Besides the obvious fact that the above benchmark was created by EnterpriseDB, which is the commercial entity developing PostgreSQL (so it could be a little biased...), I'm already aware that PostgreSQL is an amazing product, to the point that I'd recommend it as one of the best solutions for most data storage problems one has to solve. Well known Enterprises with non-trivial performance needs are already investing heavily on PostgreSQL.
My point of view, however, is a bit different: I'm asking to myself if most companies are looking at "NoSQL" solutions for the right reasons, and whether performance requirements are on top of their list. For example, let's have a look at the MongoDB entry in Wikipedia, as it's one of the databases I'm using more frequently these days:
MongoDB is a cross-platform document-oriented database. Classified as a NoSQL database, MongoDB eschews the traditional table-based relational database structure in favor of JSON-like documents with dynamic schema (MongoDB calls the format BSON), making the integration of data in certain types of applications easier and faster.
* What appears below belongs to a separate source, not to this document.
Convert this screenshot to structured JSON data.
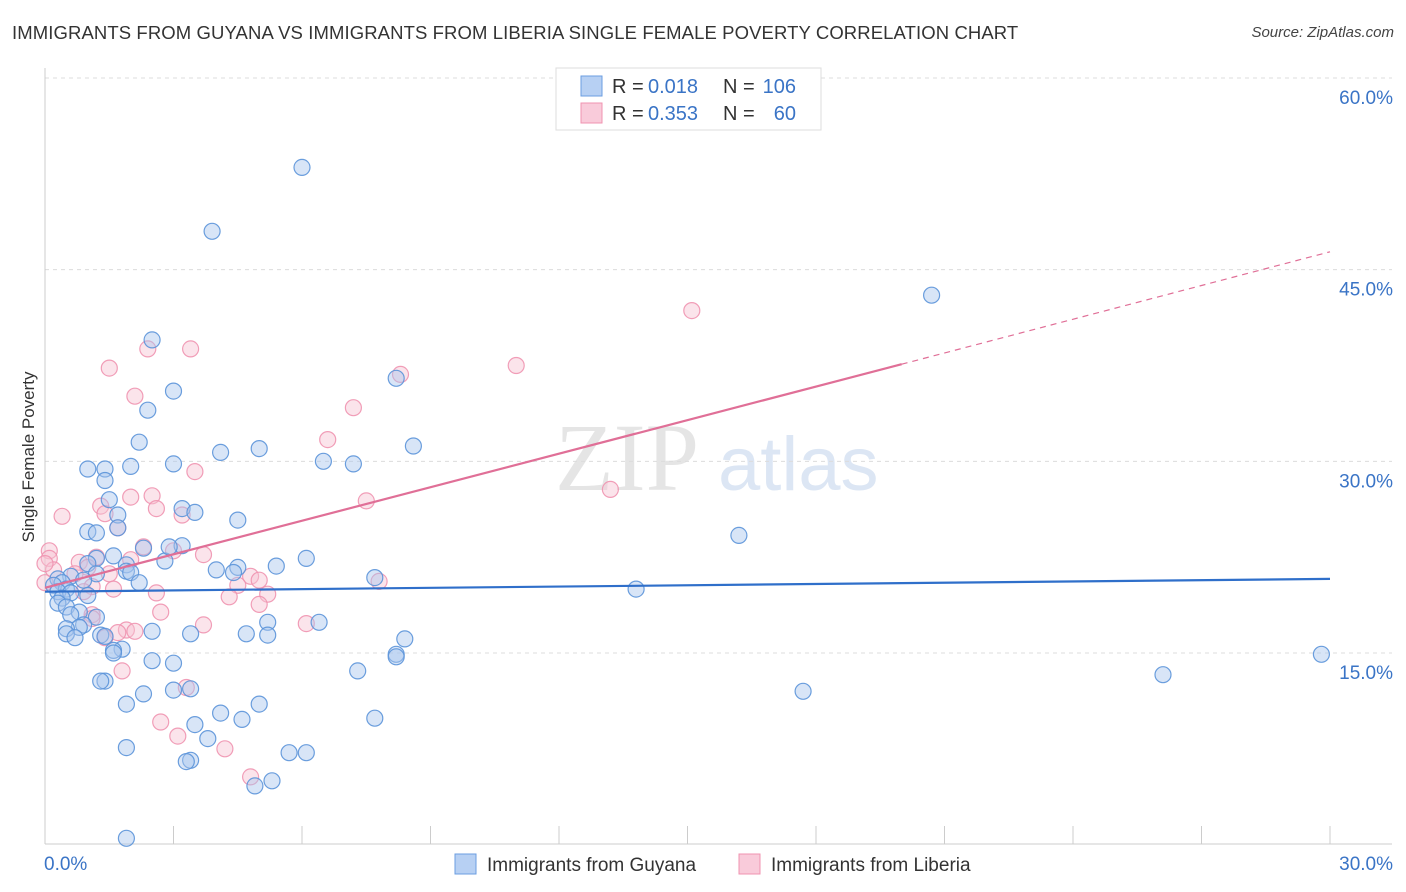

I want to put some intentional emphasis on the sentence in certain types of applications because this is exactly the point: you shouldn't adopt a document-oriented database, instead of a relational one, just because of performances, as this alone would be a silly motivation: a tuned SQL database can handle more than 14000 transactions per second, so if you beat this needs you are already playing in the "Big League" of companies with superior scaling requirements: congratulations!
a document database could be a better solution than a relational one when entities are mostly associated under a tree-like structure and a relational model would force to continuously create joins or to heavily denormalize relationships, beyond what would be rational.
In case the data model respects the above constraints, then a document-oriented structure is capable of creating much less mismatch with an object-oriented design than a relational model. As we know, all non-trivial relational database schema create an amount of attrition with object models, the infamous Object-relational impedance mismatch problem. Object-oriented systems are usually tree-like structures, which fit a document database much better than other models except for graph databases, which obviously can implement the most general representation of a graph.
When moving out of the SQL domain, I'd always suggest to not underestimate that you and your team are loosing most of the battle-tested tools and expertise you have used almost automatically daily. I have seen too many struggling to extract even the most basic information from a NoSQL repository, something that could be done easily with a relational database, mostly because people is doing this since ages. Then, NoSQL databases often manage transactions very differently than "regular" relational database: do you know what it means to design applications with Eventual Consistency and Idempotent Services?
I'm not saying you should not adopt new technologies, as I and my company are working with many of them already, but my final suggestion is:
adopt the data storage solution which best fits your domain model, and forget premature performance pseudo-optimizations: you are probably trying to solve the wrong problem.